À l'avenir, nous prévoyons de sortir du contenu pour Alchemy avec chaque extension. Au lancement, je me suis demandé si les mécaniques thématiques d'Innistrad ne feraient pas de l'ombre à celles de l'année dernière. Le risque était que le format perde en diversité si nous n'utilisions que des mécaniques et des types de créature issus d'Innistrad : chasse de minuit et Innistrad : noce écarlate.
Aussi, nous avons décidé de faire appel à des thèmes de l'année dernière, même si c'était de façon légère.

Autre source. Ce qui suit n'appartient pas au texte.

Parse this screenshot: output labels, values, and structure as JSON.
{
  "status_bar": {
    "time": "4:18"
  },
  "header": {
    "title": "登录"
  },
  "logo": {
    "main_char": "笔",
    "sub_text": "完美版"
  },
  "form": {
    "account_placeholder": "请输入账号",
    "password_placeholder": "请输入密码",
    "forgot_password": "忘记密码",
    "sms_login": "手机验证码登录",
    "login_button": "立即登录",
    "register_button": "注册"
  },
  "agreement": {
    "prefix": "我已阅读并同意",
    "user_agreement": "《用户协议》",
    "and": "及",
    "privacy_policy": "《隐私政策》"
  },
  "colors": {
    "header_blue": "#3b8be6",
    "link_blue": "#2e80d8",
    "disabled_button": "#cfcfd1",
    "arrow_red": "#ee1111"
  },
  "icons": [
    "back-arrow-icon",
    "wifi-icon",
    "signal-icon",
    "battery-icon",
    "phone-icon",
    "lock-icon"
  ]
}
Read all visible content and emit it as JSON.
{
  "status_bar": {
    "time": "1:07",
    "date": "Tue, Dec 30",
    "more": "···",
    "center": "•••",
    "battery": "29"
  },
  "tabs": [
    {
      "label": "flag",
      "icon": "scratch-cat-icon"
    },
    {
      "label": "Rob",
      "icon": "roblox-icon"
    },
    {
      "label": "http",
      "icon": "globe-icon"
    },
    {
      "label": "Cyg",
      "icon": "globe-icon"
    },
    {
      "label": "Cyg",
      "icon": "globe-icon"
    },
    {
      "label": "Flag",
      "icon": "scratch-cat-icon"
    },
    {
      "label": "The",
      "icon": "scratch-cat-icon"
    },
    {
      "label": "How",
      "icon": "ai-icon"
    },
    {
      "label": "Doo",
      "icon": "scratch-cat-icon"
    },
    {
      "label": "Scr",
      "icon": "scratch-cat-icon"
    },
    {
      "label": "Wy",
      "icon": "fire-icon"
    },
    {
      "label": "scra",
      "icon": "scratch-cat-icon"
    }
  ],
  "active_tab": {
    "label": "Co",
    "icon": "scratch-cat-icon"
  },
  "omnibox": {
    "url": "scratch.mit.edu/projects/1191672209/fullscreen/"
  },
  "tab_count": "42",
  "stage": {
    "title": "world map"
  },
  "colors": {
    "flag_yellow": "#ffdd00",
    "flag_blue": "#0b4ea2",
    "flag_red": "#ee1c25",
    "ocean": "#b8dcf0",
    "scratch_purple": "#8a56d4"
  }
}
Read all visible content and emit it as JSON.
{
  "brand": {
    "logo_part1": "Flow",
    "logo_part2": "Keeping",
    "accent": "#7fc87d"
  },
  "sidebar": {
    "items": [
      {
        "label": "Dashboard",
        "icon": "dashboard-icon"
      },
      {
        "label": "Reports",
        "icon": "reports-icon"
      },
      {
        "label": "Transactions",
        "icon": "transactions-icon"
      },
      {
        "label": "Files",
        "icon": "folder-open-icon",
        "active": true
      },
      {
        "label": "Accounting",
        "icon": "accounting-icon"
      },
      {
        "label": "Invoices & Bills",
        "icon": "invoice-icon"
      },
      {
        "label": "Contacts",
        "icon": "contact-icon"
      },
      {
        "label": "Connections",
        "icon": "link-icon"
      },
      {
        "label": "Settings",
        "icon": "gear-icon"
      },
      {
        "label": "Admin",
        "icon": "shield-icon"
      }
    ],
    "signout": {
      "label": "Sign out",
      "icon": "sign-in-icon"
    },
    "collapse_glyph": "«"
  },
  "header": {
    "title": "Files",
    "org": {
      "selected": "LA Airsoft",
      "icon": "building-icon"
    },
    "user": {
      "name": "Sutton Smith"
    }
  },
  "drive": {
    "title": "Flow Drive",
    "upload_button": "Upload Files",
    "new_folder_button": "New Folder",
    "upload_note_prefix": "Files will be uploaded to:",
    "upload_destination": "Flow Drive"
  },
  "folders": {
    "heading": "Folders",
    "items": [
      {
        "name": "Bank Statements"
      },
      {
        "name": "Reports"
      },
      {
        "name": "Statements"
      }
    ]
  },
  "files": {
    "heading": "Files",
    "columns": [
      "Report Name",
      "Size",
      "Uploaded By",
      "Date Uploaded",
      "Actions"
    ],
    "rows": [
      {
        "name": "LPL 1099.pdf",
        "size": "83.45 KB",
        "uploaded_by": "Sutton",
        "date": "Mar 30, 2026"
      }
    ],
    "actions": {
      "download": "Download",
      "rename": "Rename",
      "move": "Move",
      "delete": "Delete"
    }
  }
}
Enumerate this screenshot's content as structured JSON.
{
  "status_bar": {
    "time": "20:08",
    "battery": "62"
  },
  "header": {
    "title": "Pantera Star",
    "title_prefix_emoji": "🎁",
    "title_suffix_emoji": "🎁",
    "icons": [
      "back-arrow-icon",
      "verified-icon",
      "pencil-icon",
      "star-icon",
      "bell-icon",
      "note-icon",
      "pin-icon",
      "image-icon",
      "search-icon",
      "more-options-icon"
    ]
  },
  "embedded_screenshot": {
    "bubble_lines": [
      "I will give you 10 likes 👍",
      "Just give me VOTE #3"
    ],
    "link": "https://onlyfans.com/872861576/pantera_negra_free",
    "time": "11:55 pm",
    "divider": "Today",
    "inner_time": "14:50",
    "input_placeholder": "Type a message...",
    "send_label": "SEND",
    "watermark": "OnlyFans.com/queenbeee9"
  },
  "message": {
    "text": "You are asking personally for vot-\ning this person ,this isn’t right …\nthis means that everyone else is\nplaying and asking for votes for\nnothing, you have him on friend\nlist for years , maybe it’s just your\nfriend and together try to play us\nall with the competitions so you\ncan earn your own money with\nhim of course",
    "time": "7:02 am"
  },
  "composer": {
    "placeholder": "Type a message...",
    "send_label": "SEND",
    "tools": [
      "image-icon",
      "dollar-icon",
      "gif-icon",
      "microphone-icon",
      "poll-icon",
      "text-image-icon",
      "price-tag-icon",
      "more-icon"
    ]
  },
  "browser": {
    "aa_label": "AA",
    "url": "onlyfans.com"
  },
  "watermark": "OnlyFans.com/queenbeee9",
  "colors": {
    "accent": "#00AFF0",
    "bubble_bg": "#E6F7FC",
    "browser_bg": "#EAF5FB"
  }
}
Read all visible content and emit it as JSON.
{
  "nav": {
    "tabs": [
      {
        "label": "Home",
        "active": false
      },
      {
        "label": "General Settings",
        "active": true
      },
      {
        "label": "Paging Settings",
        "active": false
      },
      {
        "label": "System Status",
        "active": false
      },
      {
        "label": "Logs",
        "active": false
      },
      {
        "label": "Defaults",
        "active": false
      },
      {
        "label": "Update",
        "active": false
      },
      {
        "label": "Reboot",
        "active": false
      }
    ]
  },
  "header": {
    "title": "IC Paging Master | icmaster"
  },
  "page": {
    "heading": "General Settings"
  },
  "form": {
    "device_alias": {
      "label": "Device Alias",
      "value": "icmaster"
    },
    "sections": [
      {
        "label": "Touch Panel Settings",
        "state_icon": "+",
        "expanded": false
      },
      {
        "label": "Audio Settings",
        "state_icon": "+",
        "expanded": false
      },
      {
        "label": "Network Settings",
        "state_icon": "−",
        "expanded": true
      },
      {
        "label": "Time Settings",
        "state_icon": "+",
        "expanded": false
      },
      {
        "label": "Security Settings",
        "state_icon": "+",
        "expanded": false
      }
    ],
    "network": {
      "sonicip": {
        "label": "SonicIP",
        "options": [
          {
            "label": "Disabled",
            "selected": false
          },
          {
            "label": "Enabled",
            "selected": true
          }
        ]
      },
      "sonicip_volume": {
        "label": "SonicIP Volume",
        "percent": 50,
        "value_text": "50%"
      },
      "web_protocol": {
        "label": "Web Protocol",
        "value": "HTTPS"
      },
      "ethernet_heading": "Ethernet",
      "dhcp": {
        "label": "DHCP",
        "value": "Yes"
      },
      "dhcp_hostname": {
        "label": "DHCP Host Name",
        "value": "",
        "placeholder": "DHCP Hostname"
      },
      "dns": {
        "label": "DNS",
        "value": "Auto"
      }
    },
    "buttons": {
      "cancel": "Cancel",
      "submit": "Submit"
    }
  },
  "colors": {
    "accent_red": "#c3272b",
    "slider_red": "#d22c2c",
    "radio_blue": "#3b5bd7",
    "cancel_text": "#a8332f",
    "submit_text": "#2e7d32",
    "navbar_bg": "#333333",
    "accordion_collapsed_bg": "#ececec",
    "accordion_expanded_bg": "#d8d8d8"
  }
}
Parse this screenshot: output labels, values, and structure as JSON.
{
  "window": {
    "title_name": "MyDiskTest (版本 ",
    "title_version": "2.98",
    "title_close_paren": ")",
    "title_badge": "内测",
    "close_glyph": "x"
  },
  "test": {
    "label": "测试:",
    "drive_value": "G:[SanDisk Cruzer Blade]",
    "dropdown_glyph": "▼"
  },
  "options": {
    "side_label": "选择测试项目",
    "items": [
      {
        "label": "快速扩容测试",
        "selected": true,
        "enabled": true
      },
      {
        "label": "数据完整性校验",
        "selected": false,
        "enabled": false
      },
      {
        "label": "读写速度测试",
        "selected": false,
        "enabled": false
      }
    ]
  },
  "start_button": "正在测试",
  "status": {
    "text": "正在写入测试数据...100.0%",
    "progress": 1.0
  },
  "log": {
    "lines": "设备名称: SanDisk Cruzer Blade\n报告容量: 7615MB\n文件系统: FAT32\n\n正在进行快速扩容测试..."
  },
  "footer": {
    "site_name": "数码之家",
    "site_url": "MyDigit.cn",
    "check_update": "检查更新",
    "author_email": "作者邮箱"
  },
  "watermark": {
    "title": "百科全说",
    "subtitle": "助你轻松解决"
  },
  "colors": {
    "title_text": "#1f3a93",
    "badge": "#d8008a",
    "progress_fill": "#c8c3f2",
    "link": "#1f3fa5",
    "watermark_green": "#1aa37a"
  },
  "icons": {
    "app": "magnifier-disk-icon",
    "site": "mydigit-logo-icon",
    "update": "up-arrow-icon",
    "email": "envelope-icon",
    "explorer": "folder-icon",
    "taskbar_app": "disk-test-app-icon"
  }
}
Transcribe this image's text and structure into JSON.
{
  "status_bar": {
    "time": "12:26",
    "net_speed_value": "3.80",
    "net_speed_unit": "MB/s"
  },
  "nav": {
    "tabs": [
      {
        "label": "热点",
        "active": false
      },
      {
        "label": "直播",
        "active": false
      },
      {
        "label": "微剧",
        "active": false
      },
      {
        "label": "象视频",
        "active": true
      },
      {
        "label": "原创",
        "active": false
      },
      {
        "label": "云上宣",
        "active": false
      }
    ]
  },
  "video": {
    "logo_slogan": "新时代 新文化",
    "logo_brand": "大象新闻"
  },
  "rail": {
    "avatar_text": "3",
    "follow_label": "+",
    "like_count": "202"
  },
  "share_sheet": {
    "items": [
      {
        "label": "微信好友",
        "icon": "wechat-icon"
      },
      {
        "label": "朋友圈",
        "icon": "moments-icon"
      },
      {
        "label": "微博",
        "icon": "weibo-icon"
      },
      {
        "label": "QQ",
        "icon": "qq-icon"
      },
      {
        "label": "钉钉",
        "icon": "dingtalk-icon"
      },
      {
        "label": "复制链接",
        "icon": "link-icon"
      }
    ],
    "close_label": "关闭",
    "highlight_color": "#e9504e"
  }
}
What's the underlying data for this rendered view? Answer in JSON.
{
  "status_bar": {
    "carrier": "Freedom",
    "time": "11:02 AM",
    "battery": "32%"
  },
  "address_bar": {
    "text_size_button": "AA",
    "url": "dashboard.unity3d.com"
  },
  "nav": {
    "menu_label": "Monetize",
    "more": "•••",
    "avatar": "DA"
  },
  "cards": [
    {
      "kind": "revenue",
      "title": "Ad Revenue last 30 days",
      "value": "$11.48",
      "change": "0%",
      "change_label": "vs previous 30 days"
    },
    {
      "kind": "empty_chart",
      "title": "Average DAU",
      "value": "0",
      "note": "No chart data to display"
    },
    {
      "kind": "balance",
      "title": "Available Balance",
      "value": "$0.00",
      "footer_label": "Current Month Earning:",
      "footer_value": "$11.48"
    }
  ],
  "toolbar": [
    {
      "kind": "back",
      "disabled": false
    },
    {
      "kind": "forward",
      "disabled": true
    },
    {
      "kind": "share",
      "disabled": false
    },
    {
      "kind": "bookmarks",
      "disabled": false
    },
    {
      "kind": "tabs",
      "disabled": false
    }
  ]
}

Pour le lancement, j'ai essayé de conserver des idées de conception ouvertes, plutôt que de suivre de trop près les thèmes d'Innistrad. C'est pourquoi nous n'avions pas forcément l'impression de devoir nous appuyer sur les sorties de l'année dernière. Mais je reste ravi que ces plans aussi puissent briller un peu en numérique.
Un processus d'apprentissage
Il nous reste encore beaucoup à apprendre concernant ce format et ses pistes de conception. Je suis fier de l'extension que nous lançons, et de ce que nous vous réservons pour la suite. Il nous tarde de lire ce qui vous plaît et ce qui vous déplaît, et de trouver des moyens d'optimiser l'attrait de ce format pour celles et ceux d'entre vous qui veulent profiter de tout ce potentiel que nous avons là.
Profitez des nouvelles cartes, et merci de m'avoir lu.